As a nutritionist, I’m always intrigued to see how these mantras evolve and how they are polarised from dietary recommendations from around the globe and in New Zealand, which were revised and released last year as the Ministry of Health’s Eating and Activity Guidelines for adults
Last week the latest US dietary guidelines were announced and it was interesting to see the environment was taken into consideration in addition to the effects of food on health.
With this in mind, it may raise questions about how food is produced in New Zealand and the environmental impact of these food systems. We all know farming is the backbone of our economy; equally we know how hard working our farmers are who are the caretakers of our land, in the face of daily challenges.
You may recall our campaign from some years ago, ‘Best in the World’

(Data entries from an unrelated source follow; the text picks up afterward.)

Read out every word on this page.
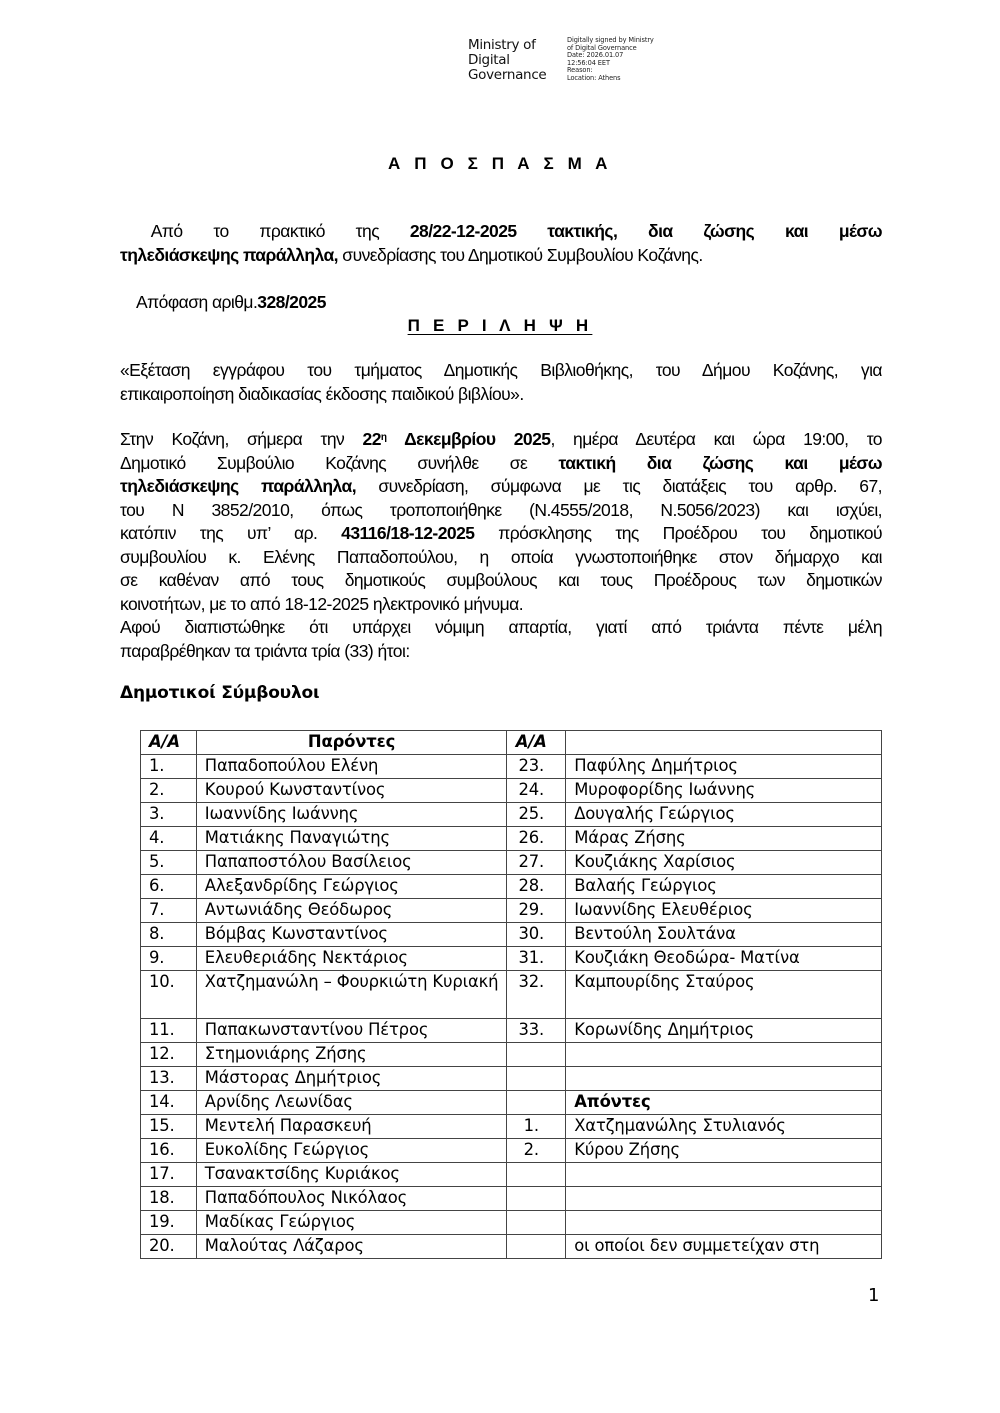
Ministry of
Digital
Governance
Digitally signed by Ministry
of Digital Governance
Date: 2026.01.07
12:56:04 EET
Reason:
Location: Athens
Α Π Ο Σ Π Α Σ Μ Α
Από το πρακτικό της 28/22-12-2025 τακτικής, δια ζώσης και μέσω
τηλεδιάσκεψης παράλληλα, συνεδρίασης του Δημοτικού Συμβουλίου Κοζάνης.
Απόφαση αριθμ.328/2025
Π Ε Ρ Ι Λ Η Ψ Η
«Εξέταση εγγράφου του τμήματος Δημοτικής Βιβλιοθήκης, του Δήμου Κοζάνης, για
επικαιροποίηση διαδικασίας έκδοσης παιδικού βιβλίου».
Στην Κοζάνη, σήμερα την $22^\eta$ Δεκεμβρίου 2025, ημέρα Δευτέρα και ώρα 19:00, το
Δημοτικό Συμβούλιο Κοζάνης συνήλθε σε τακτική δια ζώσης και μέσω
τηλεδιάσκεψης παράλληλα, συνεδρίαση, σύμφωνα με τις διατάξεις του αρθρ. 67,
του Ν 3852/2010, όπως τροποποιήθηκε (Ν.4555/2018, Ν.5056/2023) και ισχύει,
κατόπιν της υπ’ αρ. 43116/18-12-2025 πρόσκλησης της Προέδρου του δημοτικού
συμβουλίου κ. Ελένης Παπαδοπούλου, η οποία γνωστοποιήθηκε στον δήμαρχο και
σε καθέναν από τους δημοτικούς συμβούλους και τους Προέδρους των δημοτικών
κοινοτήτων, με το από 18-12-2025 ηλεκτρονικό μήνυμα.
Αφού διαπιστώθηκε ότι υπάρχει νόμιμη απαρτία, γιατί από τριάντα πέντε μέλη
παραβρέθηκαν τα τριάντα τρία (33) ήτοι:
Δημοτικοί Σύμβουλοι
Α/Α	Παρόντες	Α/Α	
1.	Παπαδοπούλου Ελένη	23.	Παφύλης Δημήτριος
2.	Κουρού Κωνσταντίνος	24.	Μυροφορίδης Ιωάννης
3.	Ιωαννίδης Ιωάννης	25.	Δουγαλής Γεώργιος
4.	Ματιάκης Παναγιώτης	26.	Μάρας Ζήσης
5.	Παπαποστόλου Βασίλειος	27.	Κουζιάκης Χαρίσιος
6.	Αλεξανδρίδης Γεώργιος	28.	Βαλαής Γεώργιος
7.	Αντωνιάδης Θεόδωρος	29.	Ιωαννίδης Ελευθέριος
8.	Βόμβας Κωνσταντίνος	30.	Βεντούλη Σουλτάνα
9.	Ελευθεριάδης Νεκτάριος	31.	Κουζιάκη Θεοδώρα- Ματίνα
10.	Χατζημανώλη – Φουρκιώτη Κυριακή	32.	Καμπουρίδης Σταύρος
11.	Παπακωνσταντίνου Πέτρος	33.	Κορωνίδης Δημήτριος
12.	Στημονιάρης Ζήσης		
13.	Μάστορας Δημήτριος		
14.	Αρνίδης Λεωνίδας		Απόντες
15.	Μεντελή Παρασκευή	1.	Χατζημανώλης Στυλιανός
16.	Ευκολίδης Γεώργιος	2.	Κύρου Ζήσης
17.	Τσανακτσίδης Κυριάκος		
18.	Παπαδόπουλος Νικόλαος		
19.	Μαδίκας Γεώργιος		
20.	Μαλούτας Λάζαρος		οι οποίοι δεν συμμετείχαν στη
1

with medallists Sarah Ulmer, Sarah Walker, Georgina and Caroline Evers-Swindell, which highlighted the safe, efficient production of our New Zealand beef and lamb from gate to plate. These facts remain, with continued improvement, with systems in place to support farmers to develop their land and livestock through the development of land and environmental plans – this makes it possible for the caretakers of the land to pass it on in better condition for generations to come.
There are opinions that eating a diet including meat is not sustainable for the environment, requiring more land and water resources than a diet without meat. These suggestions make fundamental assumptions of little relevance to New Zealand. They assume land used for grazing animals can be diverted to other uses, such as crop production, and are based on feedlot systems of production, not the pastoral systems used in New Zealand.
In New Zealand, most livestock production takes place on land unsuitable for producing crops, and if the land were not used for grazing, it would essentially be agriculturally unproductive. In addition, the water footprint of beef and lamb production uses the majority of water from natural rainfall, often not reflected in sustainability comparisons.